New farmworker housing proposed near Boardman

Published 12:00 am Thursday, June 2, 2016

Threemile Canyon Farms is looking to add a new housing development west of Boardman for between 200 and 800 seasonal workers needed to grow more organic crops.

But first, Morrow County must approve a zoning change for the property on Tower Road south of Interstate 84. The land is currently zoned space age industrial, which does not allow seasonal farmworker housing as a permitted use. Instead, Threemile Canyon Farms wants land zoned for exclusive farm use, which would allow the project to move forward.

The Morrow County Planning Commission met May 24 to review the zoning request and continued that hearing for its next meeting on June 28. Planning director Carla McLane said the commission will make its recommendation to the county court, which has final say on the matter. The commission will meet at 7 p.m. at the Bartholomew Building in Heppner.
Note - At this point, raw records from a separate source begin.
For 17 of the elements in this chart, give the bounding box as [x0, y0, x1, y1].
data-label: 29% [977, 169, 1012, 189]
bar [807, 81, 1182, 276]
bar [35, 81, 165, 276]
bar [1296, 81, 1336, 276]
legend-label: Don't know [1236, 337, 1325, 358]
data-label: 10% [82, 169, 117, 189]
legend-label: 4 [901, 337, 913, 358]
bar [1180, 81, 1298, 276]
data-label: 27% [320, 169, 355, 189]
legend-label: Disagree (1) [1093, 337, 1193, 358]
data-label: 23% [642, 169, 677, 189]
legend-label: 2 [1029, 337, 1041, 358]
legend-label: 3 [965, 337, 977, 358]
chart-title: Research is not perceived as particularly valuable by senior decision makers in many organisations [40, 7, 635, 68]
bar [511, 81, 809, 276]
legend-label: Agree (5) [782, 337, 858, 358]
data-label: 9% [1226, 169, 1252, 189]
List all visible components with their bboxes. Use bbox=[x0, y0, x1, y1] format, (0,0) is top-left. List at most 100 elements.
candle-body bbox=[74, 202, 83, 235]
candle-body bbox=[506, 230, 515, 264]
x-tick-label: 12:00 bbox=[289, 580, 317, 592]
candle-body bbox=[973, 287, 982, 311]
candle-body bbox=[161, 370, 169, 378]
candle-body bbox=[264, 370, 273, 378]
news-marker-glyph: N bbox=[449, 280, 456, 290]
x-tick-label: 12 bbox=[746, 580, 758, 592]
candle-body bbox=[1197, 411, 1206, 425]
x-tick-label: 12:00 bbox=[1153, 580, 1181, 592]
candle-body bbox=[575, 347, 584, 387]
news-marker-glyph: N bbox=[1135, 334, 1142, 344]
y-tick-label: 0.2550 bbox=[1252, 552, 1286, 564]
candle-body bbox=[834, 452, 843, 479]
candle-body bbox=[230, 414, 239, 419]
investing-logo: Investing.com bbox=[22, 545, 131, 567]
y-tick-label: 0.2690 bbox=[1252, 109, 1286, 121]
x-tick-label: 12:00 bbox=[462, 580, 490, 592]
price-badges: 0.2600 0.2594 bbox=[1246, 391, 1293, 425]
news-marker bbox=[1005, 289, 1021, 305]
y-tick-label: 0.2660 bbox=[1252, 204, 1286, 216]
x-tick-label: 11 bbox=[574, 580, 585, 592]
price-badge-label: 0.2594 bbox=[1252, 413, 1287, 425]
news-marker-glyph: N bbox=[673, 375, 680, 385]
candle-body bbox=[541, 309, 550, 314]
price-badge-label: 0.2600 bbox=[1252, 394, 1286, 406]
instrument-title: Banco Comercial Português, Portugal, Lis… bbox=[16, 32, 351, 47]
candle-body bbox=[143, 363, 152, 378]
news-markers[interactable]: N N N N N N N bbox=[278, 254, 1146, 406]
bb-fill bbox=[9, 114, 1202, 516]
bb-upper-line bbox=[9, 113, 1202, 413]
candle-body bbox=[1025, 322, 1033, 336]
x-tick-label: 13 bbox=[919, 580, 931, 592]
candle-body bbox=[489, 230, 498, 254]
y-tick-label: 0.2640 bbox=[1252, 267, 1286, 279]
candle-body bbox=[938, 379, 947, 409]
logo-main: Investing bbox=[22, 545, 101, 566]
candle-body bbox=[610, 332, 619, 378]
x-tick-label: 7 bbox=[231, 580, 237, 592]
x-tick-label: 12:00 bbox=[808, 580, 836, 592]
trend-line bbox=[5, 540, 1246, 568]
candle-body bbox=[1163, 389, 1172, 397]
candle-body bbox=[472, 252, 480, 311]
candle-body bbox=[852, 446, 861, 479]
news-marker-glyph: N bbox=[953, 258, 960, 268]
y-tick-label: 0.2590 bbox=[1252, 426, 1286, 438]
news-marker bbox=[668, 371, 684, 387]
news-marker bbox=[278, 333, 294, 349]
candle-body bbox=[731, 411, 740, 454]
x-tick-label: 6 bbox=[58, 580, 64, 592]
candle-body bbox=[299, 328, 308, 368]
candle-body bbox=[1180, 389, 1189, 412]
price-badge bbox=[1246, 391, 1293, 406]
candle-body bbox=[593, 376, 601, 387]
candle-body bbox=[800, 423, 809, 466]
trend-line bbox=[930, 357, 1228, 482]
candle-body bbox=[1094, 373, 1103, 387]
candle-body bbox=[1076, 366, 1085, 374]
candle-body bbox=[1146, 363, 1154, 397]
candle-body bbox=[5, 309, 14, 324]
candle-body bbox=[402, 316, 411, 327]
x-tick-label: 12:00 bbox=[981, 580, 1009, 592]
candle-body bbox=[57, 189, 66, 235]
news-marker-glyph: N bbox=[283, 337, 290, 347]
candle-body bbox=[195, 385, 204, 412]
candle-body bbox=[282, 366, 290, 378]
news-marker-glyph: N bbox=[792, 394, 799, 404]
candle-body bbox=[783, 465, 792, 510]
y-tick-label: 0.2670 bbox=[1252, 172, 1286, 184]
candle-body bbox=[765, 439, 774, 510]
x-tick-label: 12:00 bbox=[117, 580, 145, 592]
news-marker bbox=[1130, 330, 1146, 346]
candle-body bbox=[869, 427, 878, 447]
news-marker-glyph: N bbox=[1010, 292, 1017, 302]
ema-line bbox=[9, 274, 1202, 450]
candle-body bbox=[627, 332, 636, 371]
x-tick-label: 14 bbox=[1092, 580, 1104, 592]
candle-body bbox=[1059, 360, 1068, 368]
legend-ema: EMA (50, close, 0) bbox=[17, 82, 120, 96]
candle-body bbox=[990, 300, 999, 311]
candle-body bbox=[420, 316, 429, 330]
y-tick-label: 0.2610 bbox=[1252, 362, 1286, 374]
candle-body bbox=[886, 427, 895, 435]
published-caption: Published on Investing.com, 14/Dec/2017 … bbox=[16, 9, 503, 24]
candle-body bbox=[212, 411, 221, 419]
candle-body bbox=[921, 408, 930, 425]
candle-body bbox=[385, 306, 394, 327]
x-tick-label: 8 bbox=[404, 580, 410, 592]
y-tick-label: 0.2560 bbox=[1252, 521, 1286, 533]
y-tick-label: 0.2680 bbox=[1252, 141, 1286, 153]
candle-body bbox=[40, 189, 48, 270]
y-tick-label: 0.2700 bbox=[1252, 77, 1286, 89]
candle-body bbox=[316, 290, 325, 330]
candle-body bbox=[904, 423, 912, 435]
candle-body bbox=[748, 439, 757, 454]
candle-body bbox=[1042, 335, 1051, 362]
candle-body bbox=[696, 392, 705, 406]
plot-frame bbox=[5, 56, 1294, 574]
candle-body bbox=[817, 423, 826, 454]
Threemile Canyon Farms is owned and operated by R.D. Offutt Company, which is working on a deal to buy 66 acres from the city of Boardman through its real estate branch — PROfuutt Limited Partnership — to build farmworker housing along the east side of Tower Road. The property is outside of the city’s urban growth boundary, across from the Boardman Airport.

Organic farming has become more of an emphasis at the farm in recent years, with 7,800 acres now in organic peas, corn, onions, carrots and other vegetables. General manager Marty Myers has said they hope to expand to more than 12,000 organic acres in the next two years.

To do that, the farm will need to bring on a larger seasonal workforce. In a previous interview, Myers compared organic farming to going back 20 years in terms of farm practices, to the point of pulling weeds by hand. It takes more labor to grow organic, and those workers will all need somewhere to live.

In its application, PROfuutt Limited Partnership said it initially plan to build one housing complex with 36 units, each with three bedrooms. Ted Sanders, the company’s real estate development manager, declined to talk more about the project when contacted Wednesday.

McLane, the county planning director, said their first step is to get the land rezoned. Space age industrial, or SAI, is something of a throwback, she said, created by the Oregon Legislature in the 1960s around the time of the space race.

The housing site has been zoned SAI since the early 1980s in hopes of luring aerospace industries to Morrow County. Those companies never came, and since then McLane said they’ve been discussing what to do with the property.

“It kind of has marginal value as industrial land,” she said. “It really is a 1960s space race holdover here in Morrow County.”

The Planning Department has recommended approving a zoning change to Exclusive Farm Use. McLane said the location is preferable for farmworker housing, since they’ll be closer to the farm itself and avoid straining sewer and water services within Boardman city limits.

Another part of the application would also allow the Port of Morrow to extend a sewer line from nearby property it owns to serve the development. That condition would not take effect until after the housing itself is approved.